BLXST and Big Sad 1900 Link Up for R&B and Hip-Hop Single “Day After Day” About the Real Cost of Showing Up

BLXST doesn’t ease back in. The Grammy-nominated West Coast singer-songwriter, producer, and rapper returns with “Day After Day,” a new single and video alongside Los Angeles rapper Big Sad 1900, out now via EMPIRE. Self-produced by BLXST, the track samples Lori Perry’s 1996 record “Up Against the Wind,” weaving her vocals through a song about growth, betrayal, and the reality that making it out doesn’t mean the hard part is over. Listen here.

The two artists bring complementary perspectives to the same truth. BLXST speaks on resilience and the evolution of struggle, while Big Sad 1900 adds weight on pain, loyalty, and carrying the burden of coming from nothing. Together they’ve built something that hits with the quiet force of lived experience. It’s one of the more grounded and emotionally layered tracks either artist has released.

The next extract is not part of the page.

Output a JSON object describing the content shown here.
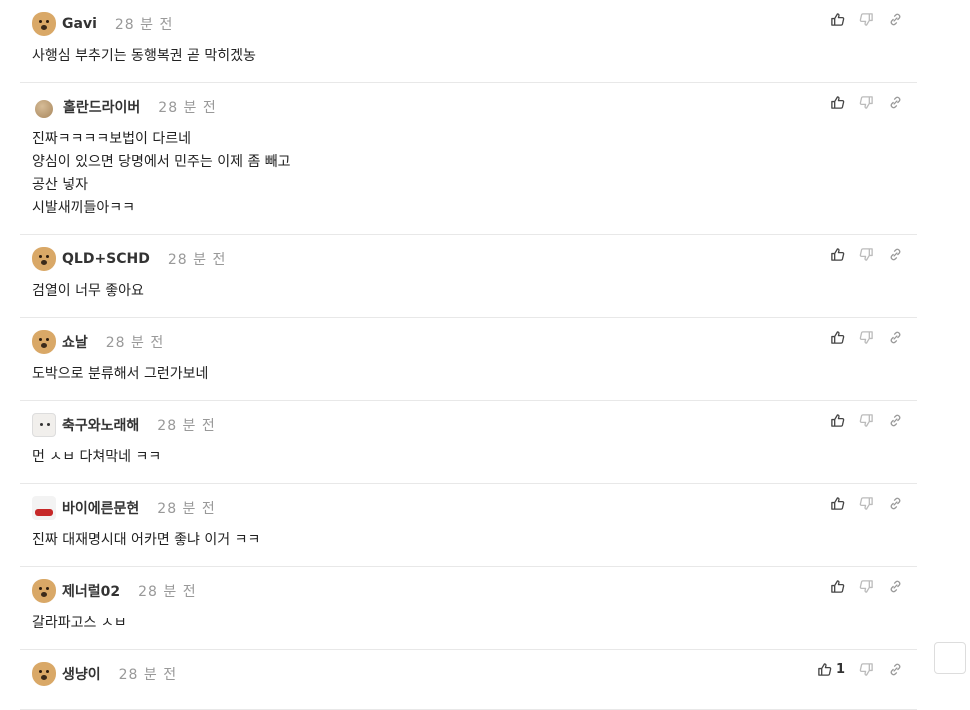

The video, directed by Maxwell Alldread and filmed at a home in Los Angeles, matches the song’s depth. It opens on a rooftop before moving through intimate everyday moments, a woman braiding BLXST’s hair, another tending her garden, a family preparing a meal for the next generation. The visual centers community and connection, making the point that the daily grind is ultimately about the people you do it for.

“Day After Day” marks BLXST’s return following ‘I’ll Always Come Find You,’ his 2024 twenty-track concept album and short film divided into four acts and executive produced in part by Sounwave. That project pushed his narrative ambitions further than anything he’d done before. This new single picks up that momentum with focus and confidence.

BLXST has been one of the most consistent voices in modern R&B and hip-hop since his 2020 debut EP ‘No Love Lost,’ and “Day After Day” reinforces exactly why that reputation holds.